Europe’s insecurity with regard to Obama isn’t new. As is often the case, the early movers were from Central and Eastern Europe. A year ago 22 luminaries from the region, including Mart Laar, Vaclav Havel and Lech Walesa, signed a plaintive letter urging the United States to “rethink its attitude toward the EU and engage it much more seriously as a strategic partner.”
There are all kinds of good reasons for an erosion of U.S.-European bonds. Both sides of the Atlantic have their own really big problems. A lot of the action in the world is elsewhere: China, Iraq-Iran-Afghanistan-Pakistan. And Obama may simply move to a greater period of constructive engagement with the half billion affluent capitalists of Europe at some later stage of his presidency. But so far, you’d have a hard time naming a president in the past 30 years who has had less to do with Europe, and who has gotten less accomplished along with Europe, than Obama has. The tale of the tape:
• Ronald Reagan moved quickly to increase both the risk associated with the Cold War and the reward for resolving it, engaging with Gorbachev while the U.S. Republican nomenklatura was still deeply suspicious of him, while demanding faster reform (“Tear down this wall”) and accelerating the militarization of Europe.

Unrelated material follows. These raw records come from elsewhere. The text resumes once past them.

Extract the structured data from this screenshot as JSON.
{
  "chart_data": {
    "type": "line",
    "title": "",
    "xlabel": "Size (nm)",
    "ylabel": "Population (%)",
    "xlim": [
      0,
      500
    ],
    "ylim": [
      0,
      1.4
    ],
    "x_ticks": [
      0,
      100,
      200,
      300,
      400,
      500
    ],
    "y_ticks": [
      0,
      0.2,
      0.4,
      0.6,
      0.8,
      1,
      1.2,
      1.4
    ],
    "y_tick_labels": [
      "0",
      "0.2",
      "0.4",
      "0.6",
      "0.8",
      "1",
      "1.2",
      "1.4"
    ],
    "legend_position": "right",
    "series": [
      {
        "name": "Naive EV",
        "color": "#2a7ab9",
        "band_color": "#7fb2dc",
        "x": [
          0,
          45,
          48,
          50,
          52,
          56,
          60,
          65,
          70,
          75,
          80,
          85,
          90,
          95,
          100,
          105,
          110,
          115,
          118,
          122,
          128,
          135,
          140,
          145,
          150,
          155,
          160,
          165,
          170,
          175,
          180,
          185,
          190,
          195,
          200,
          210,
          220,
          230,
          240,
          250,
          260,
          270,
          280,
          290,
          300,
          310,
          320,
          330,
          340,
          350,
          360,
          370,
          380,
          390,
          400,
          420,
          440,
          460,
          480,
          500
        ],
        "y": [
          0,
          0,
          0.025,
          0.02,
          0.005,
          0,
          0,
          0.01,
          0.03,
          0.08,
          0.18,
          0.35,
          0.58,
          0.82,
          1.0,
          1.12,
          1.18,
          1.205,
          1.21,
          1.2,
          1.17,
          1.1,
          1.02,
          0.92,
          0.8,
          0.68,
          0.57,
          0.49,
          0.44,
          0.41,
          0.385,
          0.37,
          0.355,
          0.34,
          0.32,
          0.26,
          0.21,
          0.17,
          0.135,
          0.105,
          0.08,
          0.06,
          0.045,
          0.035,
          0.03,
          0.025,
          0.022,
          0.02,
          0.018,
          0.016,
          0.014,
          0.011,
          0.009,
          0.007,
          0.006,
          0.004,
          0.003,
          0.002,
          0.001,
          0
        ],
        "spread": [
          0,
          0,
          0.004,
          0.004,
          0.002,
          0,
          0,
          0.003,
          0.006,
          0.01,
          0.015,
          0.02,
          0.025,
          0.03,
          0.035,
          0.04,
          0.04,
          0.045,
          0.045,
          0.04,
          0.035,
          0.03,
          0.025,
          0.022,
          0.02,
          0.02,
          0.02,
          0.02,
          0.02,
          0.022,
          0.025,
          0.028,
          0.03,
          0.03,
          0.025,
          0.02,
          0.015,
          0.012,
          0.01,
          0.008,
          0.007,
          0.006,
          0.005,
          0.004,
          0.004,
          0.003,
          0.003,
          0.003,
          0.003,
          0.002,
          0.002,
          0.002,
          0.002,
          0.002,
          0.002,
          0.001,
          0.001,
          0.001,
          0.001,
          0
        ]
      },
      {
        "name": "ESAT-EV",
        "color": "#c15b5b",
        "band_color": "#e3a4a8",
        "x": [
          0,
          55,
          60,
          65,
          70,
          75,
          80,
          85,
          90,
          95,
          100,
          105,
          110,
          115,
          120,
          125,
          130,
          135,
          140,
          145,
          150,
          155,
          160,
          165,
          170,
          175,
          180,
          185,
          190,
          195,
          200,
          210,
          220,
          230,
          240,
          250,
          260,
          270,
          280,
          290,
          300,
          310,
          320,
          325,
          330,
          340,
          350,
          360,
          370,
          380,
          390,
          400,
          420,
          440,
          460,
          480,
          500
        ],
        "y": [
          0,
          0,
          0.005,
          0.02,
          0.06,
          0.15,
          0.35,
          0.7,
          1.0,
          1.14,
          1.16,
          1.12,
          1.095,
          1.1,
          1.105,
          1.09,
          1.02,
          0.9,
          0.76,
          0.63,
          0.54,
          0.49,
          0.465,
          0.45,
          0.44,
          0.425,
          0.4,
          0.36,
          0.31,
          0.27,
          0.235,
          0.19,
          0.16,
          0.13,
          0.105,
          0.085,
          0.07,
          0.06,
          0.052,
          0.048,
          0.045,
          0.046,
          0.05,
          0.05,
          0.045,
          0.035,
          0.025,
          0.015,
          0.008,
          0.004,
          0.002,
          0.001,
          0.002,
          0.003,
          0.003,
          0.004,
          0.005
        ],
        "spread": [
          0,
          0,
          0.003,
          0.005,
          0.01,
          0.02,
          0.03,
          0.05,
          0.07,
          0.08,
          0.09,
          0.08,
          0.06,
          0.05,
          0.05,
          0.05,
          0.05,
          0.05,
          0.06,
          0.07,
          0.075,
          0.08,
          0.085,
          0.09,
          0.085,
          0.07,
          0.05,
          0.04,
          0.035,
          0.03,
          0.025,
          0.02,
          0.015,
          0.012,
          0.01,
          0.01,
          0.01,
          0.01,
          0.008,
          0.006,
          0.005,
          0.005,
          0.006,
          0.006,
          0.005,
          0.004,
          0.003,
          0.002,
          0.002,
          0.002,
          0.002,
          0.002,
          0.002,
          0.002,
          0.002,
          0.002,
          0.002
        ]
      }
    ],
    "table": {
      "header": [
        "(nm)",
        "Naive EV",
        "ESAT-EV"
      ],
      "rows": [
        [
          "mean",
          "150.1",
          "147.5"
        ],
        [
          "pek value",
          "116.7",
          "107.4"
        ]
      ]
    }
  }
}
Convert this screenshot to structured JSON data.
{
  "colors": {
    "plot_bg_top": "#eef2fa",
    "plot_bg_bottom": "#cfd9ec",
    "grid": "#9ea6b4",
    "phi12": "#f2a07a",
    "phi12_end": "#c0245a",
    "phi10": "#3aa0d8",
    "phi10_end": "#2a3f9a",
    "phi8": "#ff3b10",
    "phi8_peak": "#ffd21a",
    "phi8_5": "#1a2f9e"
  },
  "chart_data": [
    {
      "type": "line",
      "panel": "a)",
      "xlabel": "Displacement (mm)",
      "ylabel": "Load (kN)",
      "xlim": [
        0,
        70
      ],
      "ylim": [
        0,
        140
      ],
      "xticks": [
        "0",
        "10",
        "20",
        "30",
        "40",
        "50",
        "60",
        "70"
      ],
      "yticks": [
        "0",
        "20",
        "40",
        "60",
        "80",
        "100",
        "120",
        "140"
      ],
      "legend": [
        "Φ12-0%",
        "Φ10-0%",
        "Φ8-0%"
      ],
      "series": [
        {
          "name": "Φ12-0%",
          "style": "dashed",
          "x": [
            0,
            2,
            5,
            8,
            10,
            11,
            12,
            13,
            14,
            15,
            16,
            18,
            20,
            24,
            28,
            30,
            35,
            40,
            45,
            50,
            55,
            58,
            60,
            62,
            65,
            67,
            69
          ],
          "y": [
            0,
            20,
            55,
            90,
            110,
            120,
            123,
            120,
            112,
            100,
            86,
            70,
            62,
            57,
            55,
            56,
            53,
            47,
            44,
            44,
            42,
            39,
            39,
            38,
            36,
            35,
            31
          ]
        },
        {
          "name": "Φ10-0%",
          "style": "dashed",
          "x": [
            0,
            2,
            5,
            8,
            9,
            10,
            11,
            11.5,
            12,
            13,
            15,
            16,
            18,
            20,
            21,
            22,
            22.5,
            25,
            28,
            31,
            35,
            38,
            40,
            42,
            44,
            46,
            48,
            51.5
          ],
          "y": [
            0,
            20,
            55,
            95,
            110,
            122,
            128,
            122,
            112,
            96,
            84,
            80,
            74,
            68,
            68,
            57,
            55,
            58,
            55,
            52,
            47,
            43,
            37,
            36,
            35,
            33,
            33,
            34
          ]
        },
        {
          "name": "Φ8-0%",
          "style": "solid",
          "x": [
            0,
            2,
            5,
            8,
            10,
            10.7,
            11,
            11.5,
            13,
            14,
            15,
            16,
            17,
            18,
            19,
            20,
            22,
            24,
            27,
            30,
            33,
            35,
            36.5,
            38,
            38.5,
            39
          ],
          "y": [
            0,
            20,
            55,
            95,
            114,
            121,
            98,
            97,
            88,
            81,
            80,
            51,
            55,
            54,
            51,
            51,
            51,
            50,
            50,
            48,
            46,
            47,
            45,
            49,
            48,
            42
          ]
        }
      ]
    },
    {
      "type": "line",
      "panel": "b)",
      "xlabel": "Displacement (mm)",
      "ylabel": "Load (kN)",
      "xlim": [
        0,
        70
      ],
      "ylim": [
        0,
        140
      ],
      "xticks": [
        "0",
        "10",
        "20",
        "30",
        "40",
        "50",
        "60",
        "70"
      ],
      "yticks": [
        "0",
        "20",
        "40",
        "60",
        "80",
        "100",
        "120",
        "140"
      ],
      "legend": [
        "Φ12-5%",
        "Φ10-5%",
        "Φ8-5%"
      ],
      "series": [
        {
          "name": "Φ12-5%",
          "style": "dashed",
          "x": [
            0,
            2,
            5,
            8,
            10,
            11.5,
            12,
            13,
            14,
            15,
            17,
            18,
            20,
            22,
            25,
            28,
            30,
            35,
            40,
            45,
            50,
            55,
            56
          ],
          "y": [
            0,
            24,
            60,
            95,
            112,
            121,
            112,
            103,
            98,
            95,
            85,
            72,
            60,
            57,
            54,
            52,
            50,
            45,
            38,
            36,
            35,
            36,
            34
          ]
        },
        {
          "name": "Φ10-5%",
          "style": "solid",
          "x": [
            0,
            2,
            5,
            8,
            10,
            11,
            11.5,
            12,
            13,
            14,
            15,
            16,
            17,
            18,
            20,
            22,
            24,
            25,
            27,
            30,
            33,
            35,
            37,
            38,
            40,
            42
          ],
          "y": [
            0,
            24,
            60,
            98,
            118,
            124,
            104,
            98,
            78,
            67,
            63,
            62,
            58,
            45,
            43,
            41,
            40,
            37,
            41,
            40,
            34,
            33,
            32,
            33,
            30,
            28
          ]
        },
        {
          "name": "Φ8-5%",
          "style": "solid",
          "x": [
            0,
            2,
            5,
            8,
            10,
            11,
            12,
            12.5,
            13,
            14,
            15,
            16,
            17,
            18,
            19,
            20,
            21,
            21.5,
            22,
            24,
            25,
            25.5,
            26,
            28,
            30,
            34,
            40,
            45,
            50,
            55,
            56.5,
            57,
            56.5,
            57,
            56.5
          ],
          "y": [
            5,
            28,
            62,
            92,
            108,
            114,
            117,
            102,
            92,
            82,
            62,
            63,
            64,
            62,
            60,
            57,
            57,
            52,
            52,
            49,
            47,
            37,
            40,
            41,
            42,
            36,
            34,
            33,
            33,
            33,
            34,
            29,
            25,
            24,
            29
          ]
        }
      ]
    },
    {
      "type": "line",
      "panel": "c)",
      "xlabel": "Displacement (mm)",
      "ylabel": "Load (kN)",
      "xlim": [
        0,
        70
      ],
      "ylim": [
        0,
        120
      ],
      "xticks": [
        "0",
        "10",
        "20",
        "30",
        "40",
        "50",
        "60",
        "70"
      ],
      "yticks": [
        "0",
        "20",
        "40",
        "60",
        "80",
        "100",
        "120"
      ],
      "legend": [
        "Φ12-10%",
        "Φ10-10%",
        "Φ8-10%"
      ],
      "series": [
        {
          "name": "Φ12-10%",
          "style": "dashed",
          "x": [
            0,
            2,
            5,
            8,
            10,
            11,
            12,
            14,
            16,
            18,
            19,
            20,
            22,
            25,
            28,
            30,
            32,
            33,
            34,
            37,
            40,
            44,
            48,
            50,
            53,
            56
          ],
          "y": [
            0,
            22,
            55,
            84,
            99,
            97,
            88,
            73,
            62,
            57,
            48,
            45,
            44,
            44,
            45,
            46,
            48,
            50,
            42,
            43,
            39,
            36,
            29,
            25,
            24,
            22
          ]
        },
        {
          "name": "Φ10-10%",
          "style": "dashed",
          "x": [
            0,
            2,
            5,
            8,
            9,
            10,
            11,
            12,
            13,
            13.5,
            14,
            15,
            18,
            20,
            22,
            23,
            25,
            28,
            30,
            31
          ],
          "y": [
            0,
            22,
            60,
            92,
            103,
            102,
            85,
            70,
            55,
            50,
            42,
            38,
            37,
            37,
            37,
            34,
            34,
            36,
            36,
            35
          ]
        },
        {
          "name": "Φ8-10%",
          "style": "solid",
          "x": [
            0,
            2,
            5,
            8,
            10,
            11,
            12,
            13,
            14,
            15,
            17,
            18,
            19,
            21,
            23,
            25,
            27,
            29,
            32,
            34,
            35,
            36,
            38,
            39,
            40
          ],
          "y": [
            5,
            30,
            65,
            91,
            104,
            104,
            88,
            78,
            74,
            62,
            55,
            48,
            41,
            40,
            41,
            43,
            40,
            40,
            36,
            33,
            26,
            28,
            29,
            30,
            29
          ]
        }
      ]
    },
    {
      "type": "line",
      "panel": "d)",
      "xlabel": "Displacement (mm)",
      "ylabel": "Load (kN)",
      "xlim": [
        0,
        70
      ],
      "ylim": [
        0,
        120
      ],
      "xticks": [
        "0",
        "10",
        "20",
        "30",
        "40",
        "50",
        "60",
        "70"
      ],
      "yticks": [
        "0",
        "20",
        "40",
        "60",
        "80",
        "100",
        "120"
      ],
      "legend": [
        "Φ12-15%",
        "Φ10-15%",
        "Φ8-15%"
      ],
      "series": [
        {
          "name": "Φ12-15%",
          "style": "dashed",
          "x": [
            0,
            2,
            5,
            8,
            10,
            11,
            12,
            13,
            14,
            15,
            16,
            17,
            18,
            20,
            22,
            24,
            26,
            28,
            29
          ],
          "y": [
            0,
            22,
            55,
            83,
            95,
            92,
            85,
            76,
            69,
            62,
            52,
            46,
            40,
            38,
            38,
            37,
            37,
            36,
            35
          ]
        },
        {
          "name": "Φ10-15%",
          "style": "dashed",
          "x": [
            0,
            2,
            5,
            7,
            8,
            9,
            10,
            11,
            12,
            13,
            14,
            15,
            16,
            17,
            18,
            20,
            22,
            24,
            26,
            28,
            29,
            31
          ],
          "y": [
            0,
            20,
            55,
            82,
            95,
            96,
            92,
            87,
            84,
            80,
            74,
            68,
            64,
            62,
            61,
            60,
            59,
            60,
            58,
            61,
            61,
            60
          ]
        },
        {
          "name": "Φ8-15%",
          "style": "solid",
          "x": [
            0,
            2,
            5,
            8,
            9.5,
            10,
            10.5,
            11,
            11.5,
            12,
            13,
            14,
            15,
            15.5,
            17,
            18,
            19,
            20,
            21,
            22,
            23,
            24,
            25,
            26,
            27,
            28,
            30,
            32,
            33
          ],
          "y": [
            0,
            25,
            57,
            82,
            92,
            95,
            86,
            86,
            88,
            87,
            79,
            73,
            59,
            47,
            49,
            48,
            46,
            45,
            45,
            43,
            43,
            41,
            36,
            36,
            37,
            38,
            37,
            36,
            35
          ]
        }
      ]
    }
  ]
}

• George Bush helped ensure the survival of NATO, the reunification of Germany and the early stages of the market transition in the new Eastern democracies. The “two-plus-four” strategy for brokering Germany’s reunification solved a lot of technical and diplomatic challenges.
• Bill Clinton kept intervening in Europe (Good Friday peace accord in Northern Ireland, Kosovo war) and leaning on European allies (Blair, Havel) throughout his presidency.
• George W. Bush obviously had better relations with some Western European governments (Blair, Aznar) than with others (Chirac! Merkel! Oy!). But he visited Central and Eastern Europe repeatedly, obviously grateful for their (usually token) military support but also well aware that these new democracies uncomfortably close to Russia would be more constant allies for any American government than the older Western European democracies.
Obama gives signs of wanting to put relations with Europe on a higher footing. He dispatches Joe Biden, his excellent Vice President (I should probably state clearly here that I’m not being sarcastic; I like the guy) and Hillary Clinton, his excellent SecState (ditto) to both Old and New Europe. But especially in this hands-on administration, if the president isn’t paying attention to a file, it’s really not getting paid attention to.
Way back in 2007, Joe Conason, a newspaper columnist who has been rather spectacularly in the tank for the Clintons for 20 years, tried to use Obama’s lackadaisical chairmanship of the Senate Foreign Affairs committee’s subcommittee for Europe — the Senate group had held no policy hearings all year, and the candidate’s first-hand knowledge of Europe was in no way superior to Stephen Harper’s pre-2006 — as a stick to beat Obama with to Hillary Clinton’s benefit. It didn’t work, of course. Europe really doesn’t matter to U.S. electoral politics on most days. But that doesn’t mean it doesn’t matter to U.S. strategic interests, and it doesn’t mean Conason didn’t have a point.